National Taxpayer Advocate Nina Olson presented her annual report to Congress in January recommending dozens of issues for the IRS and Congress to resolve this year. The report analyzes issues in 26 categories, including collection and tax services, privacy protection and tax preparer standards.
Late tax-law changes. Olson said paper and electronic filers may not be claiming deductions because Form 1040 and its instructions are often finalized after tax preparation software packages have been completed. She recommended the IRS create a formal process to update Congress’ taxwriting committees, starting June 30, about how tax filing might be slowed by late changes to the Tax Code.
Tax gap. The report recommended the IRS establish a “cash economy program office” to improve compliance in the cash economy. The IRS has already rejected this suggestion. The report said the cash economy accounts for about $100 billion of the estimated annual tax gap of between $290 billion and $345 billion, as determined by a 2001 IRS analysis.
Private debt collection. Olson called for repeal of the use of private debt collection agencies to collect back taxes. She estimated the $7.35 million appropriated to this program in fiscal 2008 would result in $30 million in collections, compared with $146 million that could be collected through the IRS’s Automated Collection System.
Apology payments. Taxpayers should be given nontaxable “apology payments” of between $100 and $1,000 if they suffer undue burdens or excessive expenses caused by IRS mistakes or inaction.
Circular 230. The report called on the IRS Office of Professional Responsibility to clarify some aspects of Circular 230, particularly whether tax advice is a “covered opinion,” what constitutes “willful” conduct, and whether a statute of limitations applies to violations.
Tax preparer standards. The report highlighted the risk created by heightened preparer standards of “more likely than not” under IRC § 6694. This change gives a preparer the incentive to choose a course that protects the preparer’s own interests rather than the taxpayer’s.
Tax strategy patents. Olson also called on Congress to pass pending legislation banning tax strategy patents or barring their enforcement (see “On Equal Terms”). If Congress does not outlaw such patents, it should require the U.S. Patent and Trademark Office to refer them to the IRS to review whether their strategies are abusive.
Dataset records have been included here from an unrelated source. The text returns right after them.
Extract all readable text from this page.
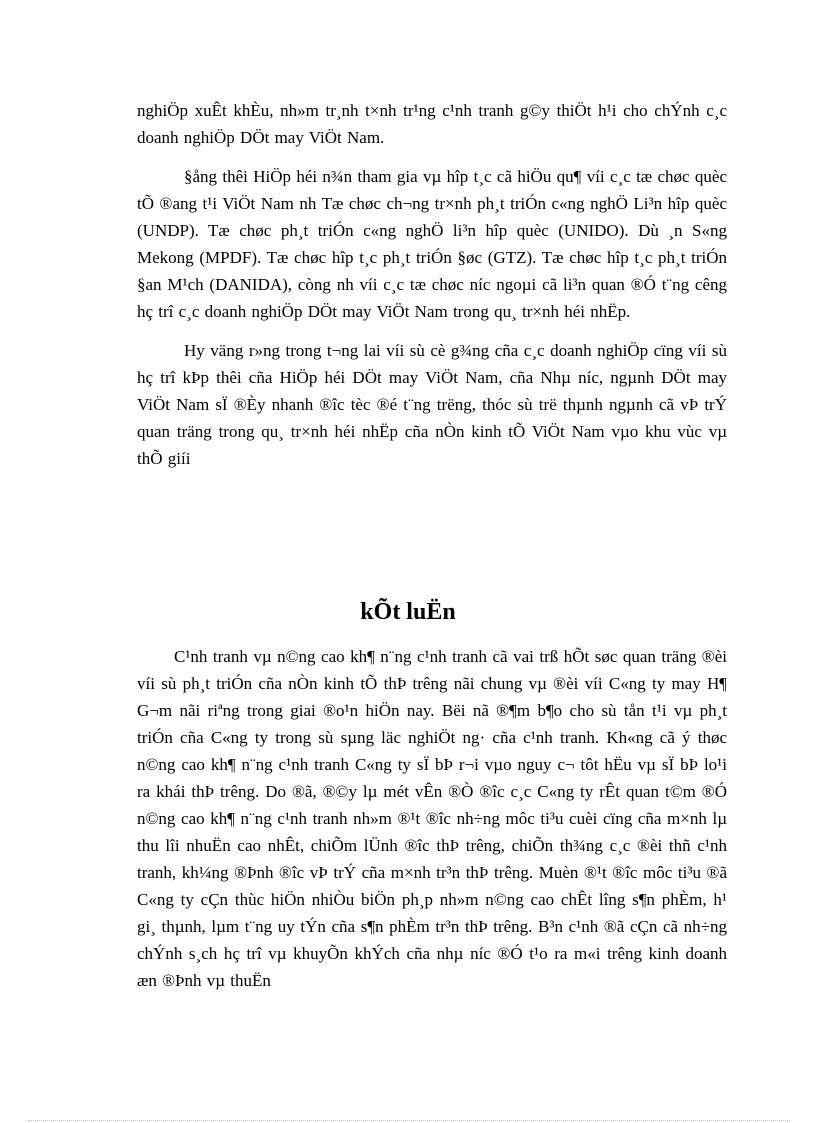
nghiÖp xuÊt khÈu, nh»m tr¸nh t×nh tr¹ng c¹nh tranh g©y thiÖt h¹i cho chÝnh c¸c doanh nghiÖp DÖt may ViÖt Nam.

§ång thêi HiÖp héi n¾n tham gia vµ hîp t¸c cã hiÖu qu¶ víi c¸c tæ chøc quèc tÕ ®ang t¹i ViÖt Nam nh Tæ chøc ch¬ng tr×nh ph¸t triÓn c«ng nghÖ Li³n hîp quèc (UNDP). Tæ chøc ph¸t triÓn c«ng nghÖ li³n hîp quèc (UNIDO). Dù ¸n S«ng Mekong (MPDF). Tæ chøc hîp t¸c ph¸t triÓn §øc (GTZ). Tæ chøc hîp t¸c ph¸t triÓn §an M¹ch (DANIDA), còng nh víi c¸c tæ chøc níc ngoµi cã li³n quan ®Ó t¨ng cêng hç trî c¸c doanh nghiÖp DÖt may ViÖt Nam trong qu¸ tr×nh héi nhËp.

Hy väng r»ng trong t¬ng lai víi sù cè g¾ng cña c¸c doanh nghiÖp cïng víi sù hç trî kÞp thêi cña HiÖp héi DÖt may ViÖt Nam, cña Nhµ níc, ngµnh DÖt may ViÖt Nam sÏ ®Èy nhanh ®îc tèc ®é t¨ng trëng, thóc sù trë thµnh ngµnh cã vÞ trÝ quan träng trong qu¸ tr×nh héi nhËp cña nÒn kinh tÕ ViÖt Nam vµo khu vùc vµ thÕ giíi

kÕt luËn

C¹nh tranh vµ n©ng cao kh¶ n¨ng c¹nh tranh cã vai trß hÕt søc quan träng ®èi víi sù ph¸t triÓn cña nÒn kinh tÕ thÞ trêng nãi chung vµ ®èi víi C«ng ty may H¶ G¬m nãi riªng trong giai ®o¹n hiÖn nay. Bëi nã ®¶m b¶o cho sù tån t¹i vµ ph¸t triÓn cña C«ng ty trong sù sµng läc nghiÖt ng· cña c¹nh tranh. Kh«ng cã ý thøc n©ng cao kh¶ n¨ng c¹nh tranh C«ng ty sÏ bÞ r¬i vµo nguy c¬ tôt hËu vµ sÏ bÞ lo¹i ra khái thÞ trêng. Do ®ã, ®©y lµ mét vÊn ®Ò ®îc c¸c C«ng ty rÊt quan t©m ®Ó n©ng cao kh¶ n¨ng c¹nh tranh nh»m ®¹t ®îc nh÷ng môc ti³u cuèi cïng cña m×nh lµ thu lîi nhuËn cao nhÊt, chiÕm lÜnh ®îc thÞ trêng, chiÕn th¾ng c¸c ®èi thñ c¹nh tranh, kh¼ng ®Þnh ®îc vÞ trÝ cña m×nh tr³n thÞ trêng. Muèn ®¹t ®îc môc ti³u ®ã C«ng ty cÇn thùc hiÖn nhiÒu biÖn ph¸p nh»m n©ng cao chÊt lîng s¶n phÈm, h¹ gi¸ thµnh, lµm t¨ng uy tÝn cña s¶n phÈm tr³n thÞ trêng. B³n c¹nh ®ã cÇn cã nh÷ng chÝnh s¸ch hç trî vµ khuyÕn khÝch cña nhµ níc ®Ó t¹o ra m«i trêng kinh doanh æn ®Þnh vµ thuËn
Most-litigated issues. Congress should expand the spousal protections of sections 66 and 6015. The proposed changes would allow defenses under those sections to be raised in a collections action in district court. Current law allows the defenses in district court only in a refund action. Joint and several liability under section 6015 was the ninth most-litigated issue in the past year.
The third most-litigated issue involved summons enforcement under sections 7602, 7604 and 7609. The report listed several cases to illustrate the Service’s more aggressive stand in such matters, including the recent Textron case, in which a lower court granted work product protection to third-party workpapers (see “Tax Matters: Work Product Stands Up to IRS Summons,” JofA, Nov. 07, page 80).
The report is available at www.irs.gov/advocate/article/0,,id=177301,00.html.